The steady laminar three-dimensional magnetohydrodynamic (MHD) boundary layer flow and heat transfer over a stretching sheet is investigated. The sheet is linearly stretched in two lateral directions. Heat transfer analysis is performed by utilizing a nonlinear radiative heat flux in Rosseland approximation for thermal radiation. Two different wall conditions, namely (i) constant wall temperature and (ii) prescribed surface temperature are considered. The developed nonlinear boundary value problems (BVPs) are solved numerically through fifth-order Runge-Kutta method using a shooting technique. To ascertain the accuracy of results the solutions are also computed by using built in function bvp4c of MATLAB. The behaviours of interesting parameters are carefully analyzed through graphs for velocity and temperature distributions.
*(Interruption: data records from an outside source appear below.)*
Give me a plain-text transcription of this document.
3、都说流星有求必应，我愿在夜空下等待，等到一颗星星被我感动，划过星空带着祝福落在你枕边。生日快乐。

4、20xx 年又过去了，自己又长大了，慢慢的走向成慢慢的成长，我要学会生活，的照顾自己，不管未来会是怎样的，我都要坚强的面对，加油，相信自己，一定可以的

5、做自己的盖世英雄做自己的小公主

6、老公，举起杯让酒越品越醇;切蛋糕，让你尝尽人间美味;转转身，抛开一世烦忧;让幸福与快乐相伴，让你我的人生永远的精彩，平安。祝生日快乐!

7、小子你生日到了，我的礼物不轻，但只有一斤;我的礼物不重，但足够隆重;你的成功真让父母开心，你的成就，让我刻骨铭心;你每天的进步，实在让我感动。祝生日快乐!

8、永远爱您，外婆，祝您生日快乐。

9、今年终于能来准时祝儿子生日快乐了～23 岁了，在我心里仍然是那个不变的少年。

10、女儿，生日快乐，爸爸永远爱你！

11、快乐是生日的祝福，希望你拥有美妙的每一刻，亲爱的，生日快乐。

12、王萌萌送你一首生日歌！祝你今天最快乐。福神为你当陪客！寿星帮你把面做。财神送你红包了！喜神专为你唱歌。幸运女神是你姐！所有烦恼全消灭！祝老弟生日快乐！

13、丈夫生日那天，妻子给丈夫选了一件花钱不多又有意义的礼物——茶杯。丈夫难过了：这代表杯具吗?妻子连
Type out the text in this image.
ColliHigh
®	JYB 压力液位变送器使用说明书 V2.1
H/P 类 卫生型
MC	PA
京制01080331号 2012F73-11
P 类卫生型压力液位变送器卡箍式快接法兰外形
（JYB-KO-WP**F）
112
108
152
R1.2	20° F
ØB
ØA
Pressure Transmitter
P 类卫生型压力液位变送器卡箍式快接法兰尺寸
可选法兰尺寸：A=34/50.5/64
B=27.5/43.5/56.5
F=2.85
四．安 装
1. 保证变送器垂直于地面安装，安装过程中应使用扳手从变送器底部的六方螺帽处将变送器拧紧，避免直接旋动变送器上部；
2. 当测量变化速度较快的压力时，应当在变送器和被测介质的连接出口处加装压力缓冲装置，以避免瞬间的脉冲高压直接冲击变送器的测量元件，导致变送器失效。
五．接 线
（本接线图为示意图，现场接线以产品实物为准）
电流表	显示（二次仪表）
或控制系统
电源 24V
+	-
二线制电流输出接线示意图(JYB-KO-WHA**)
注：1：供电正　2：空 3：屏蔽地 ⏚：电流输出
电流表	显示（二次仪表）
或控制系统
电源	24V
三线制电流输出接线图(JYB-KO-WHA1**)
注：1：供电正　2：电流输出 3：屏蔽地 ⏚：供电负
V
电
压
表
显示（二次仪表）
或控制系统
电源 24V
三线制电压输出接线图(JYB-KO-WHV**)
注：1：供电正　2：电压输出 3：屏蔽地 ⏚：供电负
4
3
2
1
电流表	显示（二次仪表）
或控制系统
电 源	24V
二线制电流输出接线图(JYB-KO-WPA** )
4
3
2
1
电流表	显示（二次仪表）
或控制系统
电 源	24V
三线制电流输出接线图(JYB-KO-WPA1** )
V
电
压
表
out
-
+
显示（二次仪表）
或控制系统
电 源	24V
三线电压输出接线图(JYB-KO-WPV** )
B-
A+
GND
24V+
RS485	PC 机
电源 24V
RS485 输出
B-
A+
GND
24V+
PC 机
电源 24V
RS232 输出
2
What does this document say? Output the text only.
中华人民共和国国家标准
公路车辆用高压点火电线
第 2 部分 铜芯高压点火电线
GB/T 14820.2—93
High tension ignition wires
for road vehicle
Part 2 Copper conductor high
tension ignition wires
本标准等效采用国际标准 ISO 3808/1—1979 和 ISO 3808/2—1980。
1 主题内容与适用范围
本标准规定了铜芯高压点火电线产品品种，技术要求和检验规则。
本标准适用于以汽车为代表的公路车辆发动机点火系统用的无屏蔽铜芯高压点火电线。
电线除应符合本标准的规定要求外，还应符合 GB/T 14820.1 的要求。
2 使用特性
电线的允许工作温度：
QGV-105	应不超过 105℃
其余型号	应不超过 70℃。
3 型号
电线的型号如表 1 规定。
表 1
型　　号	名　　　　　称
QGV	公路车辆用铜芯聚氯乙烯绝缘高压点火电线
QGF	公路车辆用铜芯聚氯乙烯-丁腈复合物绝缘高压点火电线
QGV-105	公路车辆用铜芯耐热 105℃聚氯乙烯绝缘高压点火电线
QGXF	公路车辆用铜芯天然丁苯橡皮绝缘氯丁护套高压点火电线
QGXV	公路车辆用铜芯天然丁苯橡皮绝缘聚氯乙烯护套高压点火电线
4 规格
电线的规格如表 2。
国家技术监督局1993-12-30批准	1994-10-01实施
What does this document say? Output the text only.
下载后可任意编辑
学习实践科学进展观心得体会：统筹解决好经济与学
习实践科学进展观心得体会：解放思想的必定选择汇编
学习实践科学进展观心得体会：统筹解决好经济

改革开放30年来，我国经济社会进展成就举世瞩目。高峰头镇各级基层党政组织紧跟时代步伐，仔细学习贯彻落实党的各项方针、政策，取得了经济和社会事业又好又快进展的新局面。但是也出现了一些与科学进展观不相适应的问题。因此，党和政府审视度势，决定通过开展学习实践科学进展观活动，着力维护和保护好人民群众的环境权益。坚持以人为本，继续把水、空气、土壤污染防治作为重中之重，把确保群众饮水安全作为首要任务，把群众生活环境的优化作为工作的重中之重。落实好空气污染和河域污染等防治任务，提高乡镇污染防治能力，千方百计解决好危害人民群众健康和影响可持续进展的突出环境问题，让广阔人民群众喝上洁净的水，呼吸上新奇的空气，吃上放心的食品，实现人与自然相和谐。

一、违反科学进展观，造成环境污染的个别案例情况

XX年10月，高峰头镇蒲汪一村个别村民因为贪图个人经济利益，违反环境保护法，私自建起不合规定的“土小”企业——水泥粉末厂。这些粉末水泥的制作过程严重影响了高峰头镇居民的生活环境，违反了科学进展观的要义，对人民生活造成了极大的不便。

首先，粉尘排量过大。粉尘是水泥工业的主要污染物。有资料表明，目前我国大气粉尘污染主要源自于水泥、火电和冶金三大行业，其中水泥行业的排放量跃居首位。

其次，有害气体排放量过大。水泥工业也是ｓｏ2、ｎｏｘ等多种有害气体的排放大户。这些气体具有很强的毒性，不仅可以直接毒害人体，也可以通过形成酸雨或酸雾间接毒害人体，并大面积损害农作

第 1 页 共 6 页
The dimensionless expressions of wall shear stress and heat transfer rate at the sheet are evaluated and discussed. It is seen that a point of inflection of the temperature function exists for sufficiently large values of wall to ambient temperature ratio. The solutions are in excellent agreement with the previous studies in a limiting sense. To our knowledge, the novel idea of nonlinear thermal radiation in three-dimensional flow is just introduced here.